Fairness is paying people according to how much they produce.
If I work harder, do not waste time, am more efficient, and produce more in an hour, I should be paid more.
How is that envy to reward those who are more productive?
Years ago, when I lived in the Dallas area, I took a temp job in a warehouse because I could not find a construction job.
At the end of the first day, I had loaded twice as much product on trucks as those working next to me.
I asked the boss for a raise. He said under union contract, he could not give me more than others.
The next day, after I worked about 2 hours, I set down to rest.
The boss came by and asked why I was not working,
I told him I was waiting for the others to catch up with me.
He fired me.
Hard work, esp. in a consumer driven society we have now, is not what pays... good acting, being presentable, making people feel good about your product is what pays - even if you have to lie and manipulate your customer. Look at all the people who invest in Amazon, and yet they're not even turning a profit! But the APPEARANCE... that's what people invest in, not actual work and product.

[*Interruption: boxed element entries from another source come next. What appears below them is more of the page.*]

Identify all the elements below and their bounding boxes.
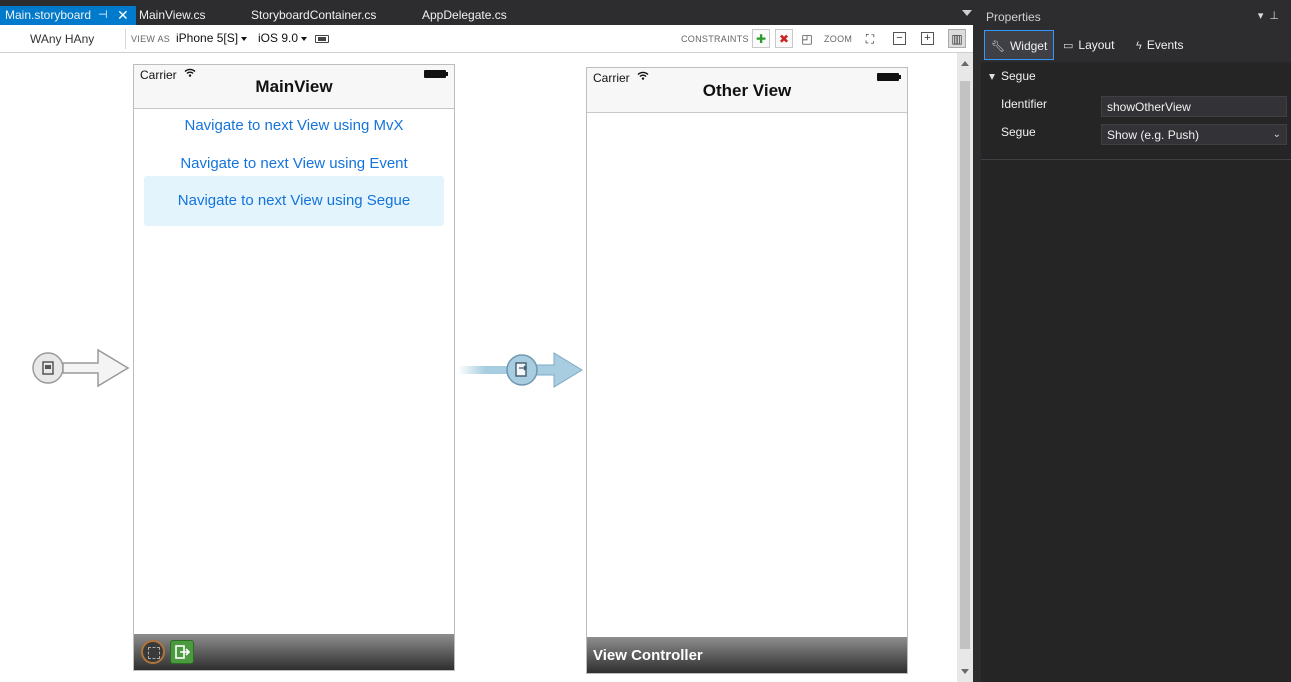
remove-constraints-button[interactable]: ✖ [775, 29, 793, 48]
chevron-down-icon [241, 36, 248, 41]
vertical-scrollbar[interactable] [957, 53, 973, 682]
tab-label: AppDelegate.cs [422, 8, 507, 22]
properties-body: Segue Identifier showOtherView Segue Sho… [981, 62, 1291, 160]
tab-main-storyboard[interactable]: Main.storyboard ⊣ ✕ [0, 6, 136, 25]
nav-title: Other View [702, 81, 792, 100]
properties-empty-area [981, 160, 1291, 682]
collapse-triangle-icon [989, 73, 995, 80]
properties-title: Properties [986, 10, 1041, 24]
identifier-label: Identifier [1001, 97, 1048, 111]
scene-dock [134, 634, 454, 670]
constraints-label: CONSTRAINTS [681, 34, 749, 44]
battery-icon [877, 73, 901, 81]
properties-header: Properties ▾⊥ [981, 0, 1291, 28]
wifi-icon [184, 68, 196, 77]
segue-type-select[interactable]: Show (e.g. Push) ⌄ [1101, 124, 1287, 145]
pin-icon[interactable]: ⊣ [98, 6, 108, 25]
identifier-field[interactable]: showOtherView [1101, 96, 1287, 117]
tab-label: MainView.cs [139, 8, 206, 22]
ios-version-value: iOS 9.0 [258, 31, 299, 45]
bar-chart-icon[interactable]: ▥ [948, 29, 966, 48]
tab-overflow-dropdown-icon[interactable] [962, 10, 972, 16]
zoom-in-button[interactable]: + [921, 32, 934, 45]
tab-events[interactable]: ϟ Events [1130, 30, 1190, 60]
wifi-icon [637, 71, 649, 80]
navigate-segue-button[interactable]: Navigate to next View using Segue [144, 176, 444, 226]
zoom-label: ZOOM [824, 34, 853, 44]
main-view-scene[interactable]: Carrier MainView Navigate to next View u… [133, 64, 455, 671]
nav-title: MainView [255, 77, 333, 96]
tab-mainview-cs[interactable]: MainView.cs [134, 6, 205, 25]
tab-label: Layout [1078, 38, 1115, 52]
document-tab-strip: Main.storyboard ⊣ ✕ MainView.cs Storyboa… [0, 0, 977, 25]
zoom-out-button[interactable]: − [893, 32, 906, 45]
scrollbar-thumb[interactable] [960, 81, 970, 649]
segue-connection-icon[interactable] [458, 349, 584, 391]
size-class-selector[interactable]: WAny HAny [30, 32, 94, 46]
chevron-down-icon [301, 36, 308, 41]
tab-storyboardcontainer-cs[interactable]: StoryboardContainer.cs [246, 6, 376, 25]
device-dropdown[interactable]: iPhone 5[S] [176, 31, 248, 45]
view-controller-label: View Controller [587, 637, 907, 673]
tab-label: Events [1146, 38, 1184, 52]
tab-label: Main.storyboard [5, 8, 92, 22]
panel-splitter[interactable] [973, 0, 981, 682]
designer-toolbar: WAny HAny VIEW AS iPhone 5[S] iOS 9.0 CO… [0, 25, 973, 53]
ruler-icon: ▭ [1063, 40, 1074, 52]
device-orientation-icon[interactable] [315, 35, 329, 43]
properties-tabs: 🔧︎ Widget ▭ Layout ϟ Events [981, 28, 1291, 62]
lightning-icon: ϟ [1136, 40, 1142, 52]
add-constraints-button[interactable]: ✚ [752, 29, 770, 48]
tab-label: StoryboardContainer.cs [251, 8, 377, 22]
storyboard-canvas[interactable]: Carrier MainView Navigate to next View u… [0, 53, 957, 682]
initial-controller-arrow-icon[interactable] [30, 346, 132, 390]
panel-options-icon[interactable]: ▾⊥ [1258, 9, 1285, 22]
chevron-down-icon: ⌄ [1272, 129, 1281, 140]
segue-label: Segue [1001, 125, 1036, 139]
segue-group-header[interactable]: Segue [989, 69, 1036, 83]
wrench-icon: 🔧︎ [991, 41, 1005, 53]
properties-panel: Properties ▾⊥ 🔧︎ Widget ▭ Layout ϟ Events S… [981, 0, 1291, 682]
navigate-event-button[interactable]: Navigate to next View using Event [144, 155, 444, 172]
scroll-up-icon[interactable] [961, 61, 969, 66]
exit-icon[interactable] [170, 640, 194, 664]
first-responder-icon[interactable] [141, 640, 165, 664]
tab-layout[interactable]: ▭ Layout [1057, 30, 1120, 60]
device-value: iPhone 5[S] [176, 31, 239, 45]
tab-appdelegate-cs[interactable]: AppDelegate.cs [417, 6, 507, 25]
group-label: Segue [1001, 69, 1036, 83]
navigate-mvx-button[interactable]: Navigate to next View using MvX [144, 117, 444, 134]
other-view-scene[interactable]: Carrier Other View View Controller [586, 67, 908, 674]
view-as-label: VIEW AS [131, 34, 171, 44]
tab-label: Widget [1009, 39, 1048, 53]
segue-type-value: Show (e.g. Push) [1107, 128, 1200, 142]
tab-widget[interactable]: 🔧︎ Widget [984, 30, 1055, 60]
toolbar-divider [125, 29, 126, 49]
close-icon[interactable]: ✕ [117, 6, 129, 24]
ios-version-dropdown[interactable]: iOS 9.0 [258, 31, 308, 45]
zoom-fit-icon[interactable]: ⛶ [861, 29, 879, 48]
frame-update-button[interactable]: ◰ [798, 29, 816, 48]
scroll-down-icon[interactable] [961, 669, 969, 674]
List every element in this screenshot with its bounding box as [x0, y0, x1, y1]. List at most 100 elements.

In some lines of work, this means being belittled, customers complaining, and you apologizing for things that are far removed from your responsibility (what fairness! when working means taking crap from customers for others'/their own mistakes and policies! so you can appease what OTHER people who aren't in your situation thinks is fair!). In sales, your customers may be other business owners, and again, talking up your product, being likeable is what sells it - not necessarily the WORK you put into that product.
My husband does dispatch work, he knows the machines and fixes/tunes them, and he knows how the plant works inside and out. My husband has worked hard in the same plant for 20 years.

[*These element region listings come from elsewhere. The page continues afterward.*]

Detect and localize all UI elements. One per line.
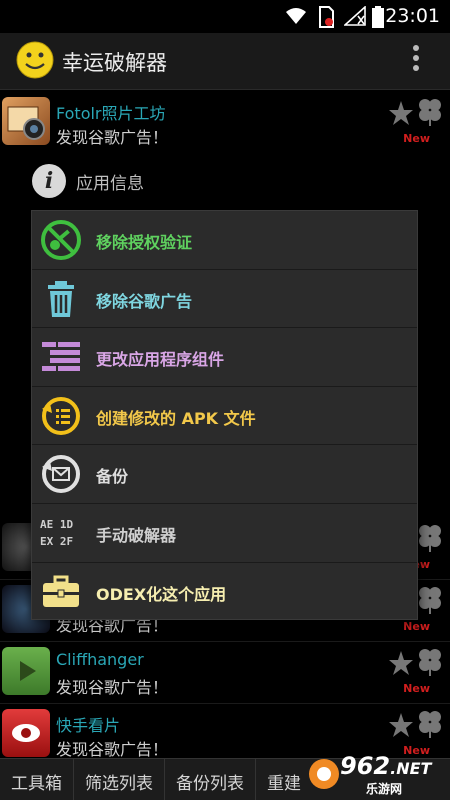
clock: 23:01 — [385, 5, 440, 27]
menu-item-remove-license[interactable]: 移除授权验证 — [32, 211, 417, 270]
app-info-row[interactable]: i 应用信息 — [0, 154, 450, 208]
clover-icon — [419, 99, 441, 126]
app-status: 发现谷歌广告！ — [56, 678, 169, 697]
app-title: 幸运破解器 — [62, 51, 167, 75]
hex-text-line: EX 2F — [40, 534, 74, 548]
new-badge: New — [403, 620, 430, 633]
new-badge: New — [403, 682, 430, 695]
menu-item-label: 移除谷歌广告 — [96, 291, 193, 311]
app-status: 发现谷歌广告！ — [56, 740, 169, 759]
star-icon[interactable] — [388, 712, 414, 738]
toolbox-icon — [43, 575, 79, 607]
backup-icon — [42, 455, 80, 494]
app-icon-fotolr — [2, 97, 50, 145]
tab-backup-list[interactable]: 备份列表 — [165, 759, 256, 800]
menu-item-label: 备份 — [96, 467, 129, 487]
menu-item-manual-patcher[interactable]: AE 1D EX 2F 手动破解器 — [32, 504, 417, 563]
tab-rebuild[interactable]: 重建 — [256, 759, 312, 800]
tab-filter-list[interactable]: 筛选列表 — [74, 759, 165, 800]
clover-icon — [419, 587, 441, 614]
smiley-logo-icon — [16, 41, 54, 79]
watermark-brand: 962.NET — [340, 752, 432, 780]
menu-item-remove-ads[interactable]: 移除谷歌广告 — [32, 270, 417, 329]
app-status: 发现谷歌广告！ — [56, 128, 169, 147]
info-icon: i — [32, 164, 66, 198]
tab-toolbox[interactable]: 工具箱 — [0, 759, 74, 800]
list-item[interactable]: Fotolr照片工坊 发现谷歌广告！ New — [0, 92, 450, 154]
status-bar: 23:01 — [0, 0, 450, 33]
menu-item-create-apk[interactable]: 创建修改的 APK 文件 — [32, 387, 417, 446]
menu-item-backup[interactable]: 备份 — [32, 445, 417, 504]
list-item[interactable]: Cliffhanger 发现谷歌广告！ New — [0, 642, 450, 704]
clover-icon — [419, 711, 441, 738]
sim-card-icon — [319, 6, 334, 28]
manual-patcher-icon: AE 1D EX 2F — [40, 512, 82, 554]
trash-icon — [48, 280, 74, 317]
site-watermark: 962.NET 乐游网 — [306, 752, 446, 798]
menu-item-label: 移除授权验证 — [96, 233, 193, 252]
menu-item-odex[interactable]: ODEX化这个应用 — [32, 563, 417, 622]
star-icon[interactable] — [388, 100, 414, 126]
menu-item-change-components[interactable]: 更改应用程序组件 — [32, 328, 417, 387]
menu-item-label: ODEX化这个应用 — [96, 584, 227, 604]
overflow-menu-icon[interactable] — [412, 45, 420, 75]
battery-icon — [372, 6, 384, 28]
app-icon-cliffhanger — [2, 647, 50, 695]
app-name: Fotolr照片工坊 — [56, 104, 166, 123]
wifi-icon — [286, 8, 306, 24]
app-info-label: 应用信息 — [76, 174, 144, 194]
context-menu: 移除授权验证 移除谷歌广告 更改应用程序组件 创建修改的 APK 文件 备份 A… — [31, 210, 418, 620]
clover-icon — [419, 649, 441, 676]
new-badge: New — [403, 132, 430, 145]
hex-text-line: AE 1D — [40, 517, 74, 531]
menu-item-label: 创建修改的 APK 文件 — [96, 408, 256, 428]
components-icon — [42, 342, 80, 372]
watermark-site: 乐游网 — [366, 782, 403, 796]
app-name: Cliffhanger — [56, 650, 144, 669]
app-name: 快手看片 — [56, 716, 121, 735]
menu-item-label: 更改应用程序组件 — [96, 350, 225, 370]
clover-icon — [419, 525, 441, 552]
apk-file-icon — [42, 396, 80, 435]
menu-item-label: 手动破解器 — [96, 525, 177, 545]
watermark-logo-icon — [309, 759, 339, 789]
app-icon-kuaishou — [2, 709, 50, 757]
signal-icon — [344, 6, 366, 26]
star-icon[interactable] — [388, 650, 414, 676]
action-bar: 幸运破解器 — [0, 33, 450, 90]
no-license-icon — [41, 220, 81, 260]
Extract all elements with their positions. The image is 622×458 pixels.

But THAT is not what sells his product and THAT'S not what keeps the customers he does have. What sells his product is meeting the unreasonable demands of customers that costs him money in the form of extra trips, and competing with monopolistic companies that undercuts his prices and offers free products for x months to our customers, or customers he would want to have.

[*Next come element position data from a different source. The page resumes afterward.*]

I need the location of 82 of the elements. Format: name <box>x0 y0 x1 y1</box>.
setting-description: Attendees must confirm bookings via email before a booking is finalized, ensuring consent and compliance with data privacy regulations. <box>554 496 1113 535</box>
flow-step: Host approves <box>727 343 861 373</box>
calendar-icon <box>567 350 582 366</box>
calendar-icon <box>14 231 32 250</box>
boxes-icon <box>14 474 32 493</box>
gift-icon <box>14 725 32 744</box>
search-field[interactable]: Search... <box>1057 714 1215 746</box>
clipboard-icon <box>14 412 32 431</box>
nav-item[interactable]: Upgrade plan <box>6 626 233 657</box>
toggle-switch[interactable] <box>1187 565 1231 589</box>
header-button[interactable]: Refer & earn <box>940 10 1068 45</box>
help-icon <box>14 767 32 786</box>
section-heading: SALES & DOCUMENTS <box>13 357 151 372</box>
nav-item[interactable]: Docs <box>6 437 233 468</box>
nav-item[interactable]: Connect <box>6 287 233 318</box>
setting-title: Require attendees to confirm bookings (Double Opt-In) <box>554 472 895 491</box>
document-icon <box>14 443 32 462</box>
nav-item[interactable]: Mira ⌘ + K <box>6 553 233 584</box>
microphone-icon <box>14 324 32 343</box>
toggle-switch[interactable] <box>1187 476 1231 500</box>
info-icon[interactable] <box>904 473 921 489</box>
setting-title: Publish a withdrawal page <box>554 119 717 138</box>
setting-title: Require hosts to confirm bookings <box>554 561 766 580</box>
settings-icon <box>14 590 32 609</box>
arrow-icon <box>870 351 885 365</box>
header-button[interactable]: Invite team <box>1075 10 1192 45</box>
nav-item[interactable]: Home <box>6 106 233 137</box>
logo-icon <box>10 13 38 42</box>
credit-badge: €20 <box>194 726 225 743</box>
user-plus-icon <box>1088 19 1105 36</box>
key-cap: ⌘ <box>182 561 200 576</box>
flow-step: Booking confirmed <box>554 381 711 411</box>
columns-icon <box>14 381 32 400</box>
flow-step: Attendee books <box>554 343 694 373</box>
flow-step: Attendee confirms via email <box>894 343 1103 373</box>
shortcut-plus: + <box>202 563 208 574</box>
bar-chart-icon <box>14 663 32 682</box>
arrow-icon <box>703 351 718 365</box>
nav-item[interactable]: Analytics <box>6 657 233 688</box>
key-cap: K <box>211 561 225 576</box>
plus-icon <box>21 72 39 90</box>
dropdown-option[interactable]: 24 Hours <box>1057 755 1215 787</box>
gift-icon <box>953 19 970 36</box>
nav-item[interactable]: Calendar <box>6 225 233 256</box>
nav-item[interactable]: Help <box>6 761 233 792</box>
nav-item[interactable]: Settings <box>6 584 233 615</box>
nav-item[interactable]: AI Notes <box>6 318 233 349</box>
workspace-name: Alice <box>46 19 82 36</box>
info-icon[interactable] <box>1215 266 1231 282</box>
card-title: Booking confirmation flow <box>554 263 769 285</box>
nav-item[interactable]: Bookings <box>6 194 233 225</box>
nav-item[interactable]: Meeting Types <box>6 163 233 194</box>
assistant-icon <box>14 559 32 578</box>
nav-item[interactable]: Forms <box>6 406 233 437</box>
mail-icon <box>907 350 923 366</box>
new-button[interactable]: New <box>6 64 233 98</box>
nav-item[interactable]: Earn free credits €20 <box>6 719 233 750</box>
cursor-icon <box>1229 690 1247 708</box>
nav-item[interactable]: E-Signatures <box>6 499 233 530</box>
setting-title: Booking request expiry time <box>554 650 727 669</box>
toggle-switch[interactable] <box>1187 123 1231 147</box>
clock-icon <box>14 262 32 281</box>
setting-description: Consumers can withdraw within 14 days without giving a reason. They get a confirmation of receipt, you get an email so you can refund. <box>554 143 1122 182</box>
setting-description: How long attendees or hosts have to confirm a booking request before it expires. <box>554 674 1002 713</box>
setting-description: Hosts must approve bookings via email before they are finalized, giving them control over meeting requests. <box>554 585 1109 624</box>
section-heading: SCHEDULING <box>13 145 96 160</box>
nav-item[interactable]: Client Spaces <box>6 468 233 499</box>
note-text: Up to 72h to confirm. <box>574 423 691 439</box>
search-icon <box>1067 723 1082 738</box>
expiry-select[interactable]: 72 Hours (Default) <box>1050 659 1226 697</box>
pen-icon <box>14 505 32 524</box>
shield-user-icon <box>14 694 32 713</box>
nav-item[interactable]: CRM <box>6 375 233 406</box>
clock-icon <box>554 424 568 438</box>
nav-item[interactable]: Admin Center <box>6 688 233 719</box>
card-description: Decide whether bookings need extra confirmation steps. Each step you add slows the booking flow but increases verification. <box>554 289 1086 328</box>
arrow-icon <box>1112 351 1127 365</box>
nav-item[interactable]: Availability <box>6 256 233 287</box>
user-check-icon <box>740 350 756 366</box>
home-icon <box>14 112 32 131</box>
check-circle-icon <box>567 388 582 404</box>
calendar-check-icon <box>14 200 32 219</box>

You see, HARD WORK isn't what this economy is about anymore. It is about who has the most money and the best smile. We don't produce - we consume. So it's natural then to see consuming welfare recipients, because the whole danged thing works that way.
I was addressing our attitudes, and I wasn't saying that it's fair... I mean, I worked at McDonald's - I scrubbed the floors, I scrubbed dishes, I cleaned trash cans, I keep the drink bar spotless, I swept, mobbed, I worked VERY HARD... but someone who has a nicer smile, just so bubbly, advances ahead of me even when they don't put in the elbow grease and has the same knowledge I do... because we are not driven by hard work, but by kissing butt. I went to work WHEN I WAS ON DISABILITY, all bills paid, because I wanted to be productive and do something with my time. The nurses, my doctor, everyone was impressed with my drive to be self-sufficient, because taking the bus and going to work was something no one else in that health care program would do... cos they didn't want to or couldn't. Believe me, I know about unfairness in work. But that's also why I sympathize with people not wanting to do it.
But the point of the parable is compassion seldom looks fair, anyway, and it's one reason people won't show it to others... they just don't deserve it, IT'S NOT FAIR.